We assume our bosses pretty much run the world, but it is bracing to see how the 25 member states of the European Union sometimes have a slightly different view—and gingerly act upon it.
Two incidents attracting attention outside the U.S. might eventually penetrate consciousness over this way: one is the hit pretty obviously performed by the Israeli secret service, Mossad, on an alleged Hamas arms dealer in a Dubai hotel.
Official assassination doesn’t seem to bother the world’s powerful as a foreign policy tool, especially when performed by Israel, and Americans can hardly object in principle since George W. Bush bragged that we do it too in front of a joint session of Congress—to stormy applause.
But the Mossad agents apparently used a slew of phony EU passports whose numbers correspond to real citizens of Ireland, France and the U.K. Breaching the sanctity of Official Documents, to the member states, is a far more serious matter than some silly old state-sponsored murder.
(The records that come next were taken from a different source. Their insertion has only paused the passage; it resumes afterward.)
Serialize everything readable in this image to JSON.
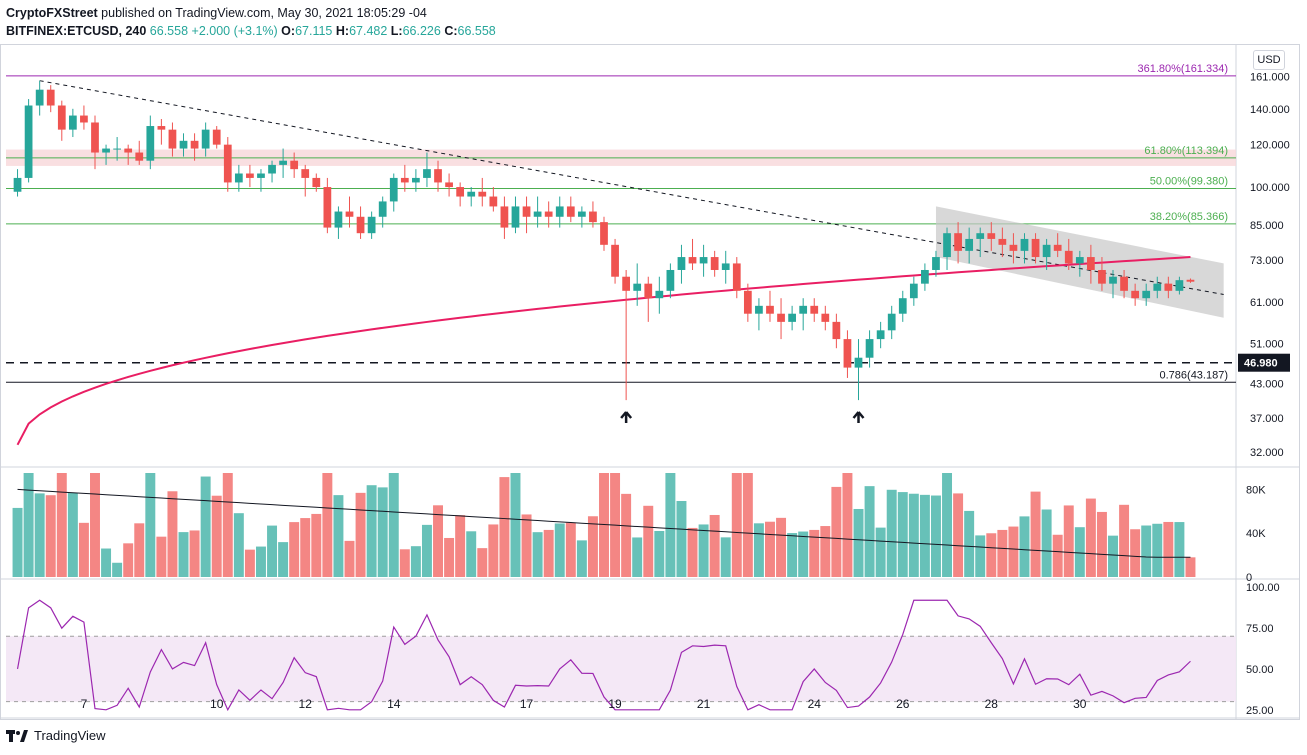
{
  "header": {
    "publisher": "CryptoFXStreet",
    "published_text": " published on TradingView.com, May 30, 2021 18:05:29 -04",
    "symbol": "BITFINEX:ETCUSD, 240",
    "last": "66.558",
    "change": "+2.000 (+3.1%)",
    "o_label": "O:",
    "o": "67.115",
    "h_label": "H:",
    "h": "67.482",
    "l_label": "L:",
    "l": "66.226",
    "c_label": "C:",
    "c": "66.558"
  },
  "currency_label": "USD",
  "footer": {
    "brand": "TradingView"
  },
  "colors": {
    "up": "#26a69a",
    "down": "#ef5350",
    "sma": "#e91e63",
    "fib_purple": "#9c27b0",
    "fib_green": "#4caf50",
    "rsi": "#9c27b0",
    "channel": "#c8c8c8",
    "volume_ma": "#131722"
  },
  "chart_data": {
    "type": "candlestick",
    "y_axis_scale": "log",
    "price_ticks": [
      "161.000",
      "140.000",
      "120.000",
      "100.000",
      "85.000",
      "73.000",
      "61.000",
      "51.000",
      "43.000",
      "37.000",
      "32.000"
    ],
    "x_tick_labels": [
      "7",
      "10",
      "12",
      "14",
      "17",
      "19",
      "21",
      "24",
      "26",
      "28",
      "30"
    ],
    "fib_levels": [
      {
        "label": "361.80%(161.334)",
        "value": 161.334,
        "color": "#9c27b0"
      },
      {
        "label": "61.80%(113.394)",
        "value": 113.394,
        "color": "#4caf50",
        "band": [
          109.5,
          117.5
        ]
      },
      {
        "label": "50.00%(99.380)",
        "value": 99.38,
        "color": "#4caf50"
      },
      {
        "label": "38.20%(85.366)",
        "value": 85.366,
        "color": "#4caf50"
      },
      {
        "label": "0.786(43.187)",
        "value": 43.187,
        "color": "#131722"
      }
    ],
    "support_level": {
      "value": 46.98,
      "label": "46.980"
    },
    "candles": [
      [
        98,
        108,
        96,
        104
      ],
      [
        104,
        146,
        102,
        142
      ],
      [
        142,
        158,
        136,
        152
      ],
      [
        152,
        155,
        138,
        142
      ],
      [
        142,
        145,
        122,
        128
      ],
      [
        128,
        140,
        124,
        136
      ],
      [
        136,
        142,
        128,
        132
      ],
      [
        132,
        136,
        108,
        116
      ],
      [
        116,
        120,
        110,
        118
      ],
      [
        118,
        124,
        112,
        118
      ],
      [
        118,
        120,
        110,
        116
      ],
      [
        116,
        122,
        110,
        112
      ],
      [
        112,
        136,
        108,
        130
      ],
      [
        130,
        134,
        120,
        128
      ],
      [
        128,
        132,
        114,
        118
      ],
      [
        118,
        126,
        114,
        122
      ],
      [
        122,
        126,
        112,
        118
      ],
      [
        118,
        132,
        114,
        128
      ],
      [
        128,
        130,
        118,
        120
      ],
      [
        120,
        124,
        98,
        102
      ],
      [
        102,
        110,
        98,
        106
      ],
      [
        106,
        110,
        100,
        104
      ],
      [
        104,
        108,
        98,
        106
      ],
      [
        106,
        112,
        102,
        110
      ],
      [
        110,
        118,
        104,
        112
      ],
      [
        112,
        116,
        104,
        108
      ],
      [
        108,
        110,
        96,
        104
      ],
      [
        104,
        106,
        98,
        100
      ],
      [
        100,
        104,
        82,
        84
      ],
      [
        84,
        92,
        80,
        90
      ],
      [
        90,
        96,
        84,
        88
      ],
      [
        88,
        92,
        80,
        82
      ],
      [
        82,
        90,
        80,
        88
      ],
      [
        88,
        96,
        84,
        94
      ],
      [
        94,
        106,
        90,
        104
      ],
      [
        104,
        110,
        98,
        102
      ],
      [
        102,
        108,
        98,
        104
      ],
      [
        104,
        116,
        100,
        108
      ],
      [
        108,
        112,
        98,
        102
      ],
      [
        102,
        106,
        96,
        100
      ],
      [
        100,
        102,
        92,
        96
      ],
      [
        96,
        100,
        92,
        98
      ],
      [
        98,
        104,
        92,
        96
      ],
      [
        96,
        100,
        90,
        92
      ],
      [
        92,
        96,
        80,
        84
      ],
      [
        84,
        96,
        82,
        92
      ],
      [
        92,
        96,
        82,
        88
      ],
      [
        88,
        96,
        84,
        90
      ],
      [
        90,
        94,
        84,
        88
      ],
      [
        88,
        96,
        84,
        92
      ],
      [
        92,
        96,
        86,
        88
      ],
      [
        88,
        92,
        84,
        90
      ],
      [
        90,
        94,
        84,
        86
      ],
      [
        86,
        88,
        76,
        78
      ],
      [
        78,
        80,
        66,
        68
      ],
      [
        68,
        70,
        40,
        64
      ],
      [
        64,
        72,
        60,
        66
      ],
      [
        66,
        68,
        56,
        62
      ],
      [
        62,
        68,
        58,
        64
      ],
      [
        64,
        72,
        62,
        70
      ],
      [
        70,
        78,
        66,
        74
      ],
      [
        74,
        80,
        70,
        72
      ],
      [
        72,
        78,
        68,
        74
      ],
      [
        74,
        76,
        68,
        70
      ],
      [
        70,
        76,
        66,
        72
      ],
      [
        72,
        74,
        62,
        64
      ],
      [
        64,
        66,
        56,
        58
      ],
      [
        58,
        62,
        54,
        60
      ],
      [
        60,
        64,
        56,
        58
      ],
      [
        58,
        62,
        52,
        56
      ],
      [
        56,
        60,
        54,
        58
      ],
      [
        58,
        62,
        54,
        60
      ],
      [
        60,
        62,
        56,
        58
      ],
      [
        58,
        60,
        54,
        56
      ],
      [
        56,
        58,
        50,
        52
      ],
      [
        52,
        54,
        44,
        46
      ],
      [
        46,
        52,
        40,
        48
      ],
      [
        48,
        54,
        46,
        52
      ],
      [
        52,
        56,
        50,
        54
      ],
      [
        54,
        60,
        52,
        58
      ],
      [
        58,
        64,
        56,
        62
      ],
      [
        62,
        68,
        60,
        66
      ],
      [
        66,
        72,
        64,
        70
      ],
      [
        70,
        76,
        68,
        74
      ],
      [
        74,
        84,
        70,
        82
      ],
      [
        82,
        86,
        72,
        76
      ],
      [
        76,
        84,
        72,
        80
      ],
      [
        80,
        84,
        74,
        82
      ],
      [
        82,
        86,
        76,
        80
      ],
      [
        80,
        84,
        74,
        78
      ],
      [
        78,
        82,
        72,
        76
      ],
      [
        76,
        82,
        72,
        80
      ],
      [
        80,
        82,
        72,
        74
      ],
      [
        74,
        80,
        70,
        78
      ],
      [
        78,
        82,
        74,
        76
      ],
      [
        76,
        80,
        70,
        72
      ],
      [
        72,
        76,
        68,
        74
      ],
      [
        74,
        78,
        66,
        70
      ],
      [
        70,
        74,
        64,
        66
      ],
      [
        66,
        70,
        62,
        68
      ],
      [
        68,
        70,
        62,
        64
      ],
      [
        64,
        66,
        60,
        62
      ],
      [
        62,
        66,
        60,
        64
      ],
      [
        64,
        68,
        62,
        66
      ],
      [
        66,
        68,
        62,
        64
      ],
      [
        64,
        68,
        63,
        67
      ],
      [
        67.115,
        67.482,
        66.226,
        66.558
      ]
    ],
    "volume_scale_ticks": [
      "80K",
      "40K",
      "0"
    ],
    "rsi_ticks": [
      "100.00",
      "75.00",
      "50.00",
      "25.00"
    ],
    "rsi_band": [
      70,
      30
    ],
    "arrows_at_candle_index": [
      55,
      76
    ]
  }
}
Given the interests involved, we can safely assume the whole thing will blow over shortly, but it is a sign of the exasperation some in Europe feel with constantly being treated like Israel’s pet hamsters with the Americans looking on benignly.
An incident less easily brushed under the diplomatic rug is the role of Goldman Sachs in hiding Greece’s debt by selling it ‘complicated financial instruments’ (how familiar does THAT sound?) for which GS collected a tidy $300 million in fees. While Goldman hid this maneuver, other investors not privy to the scammish details were investing in Greek government debt that might turn out to be worth a lot less than they thought.
To prevent Greece, which is part of the Euro common currency zone, from becoming the target of speculators and driven into financial collapse, stronger partners like France and Germany must now pony up cash. It’s the equivalent of what we had to do as taxpayers in 2008 with one major difference: they are foreign countries.
A Bloomberg story headlined the Goldman/Greece operation this way: ‘Goldman Sachs, Greece Didn’t Disclose Swap, Investors Fooled’.
I think ‘fooling’ investors is usually known as ‘fraud’. Simon Johnson at The Baseline Scenario said of the latest scandal:
‘If the Federal Reserve were an effective supervisor, it would have the political will sufficient to determine that Goldman Sachs has not been acting in accordance with its banking license. But any meaningful action from this direction seems unlikely’.
That is putting it mildly. On the other hand, French and German regulators and prosecutors don’t have to milk Wall Street for campaign contributions, which undoubtedly gives them quite a different perspective on seeing their countries ripped off by these sleazemeisters.
One possible bit of fallout is the impact on the race for head of the European Central Bank (ECB), their equivalent of our Fed. Mario Draghi of Italy was considered a top contender, but turns out he was a senior manager at—guess where?—Goldman Sachs during the period in which the phony Greek debt salad was being tossed in the GS banquet kitchen.
Another expert predicts ‘sovereign’ defaults, meaning governments going belly up, will proliferate. As a lay reader of economic news, this strikes me as eerily similar to the early rumblings about problems in the mortgage finance sector, a year or so before the kaboom associated with water tumbling over Wall Street’s rapidly cracking dams.
At that time, too, a couple of Bear Stearns mortgage funds were reported to be in trouble, and the Great and Mighty assembled to work things out and stem the damage. We now know that it was impossible, but the early accounts were quite sunny and insouciant.
Now skim the headlines about the Greek debt debacle for reassuring intonings from European bankers about how everything is in order or soon will be. Well, we shall see, but as our own government is increasingly captured by the billionaires and their corporations, it could get interesting if foreign countries decide that enough is enough.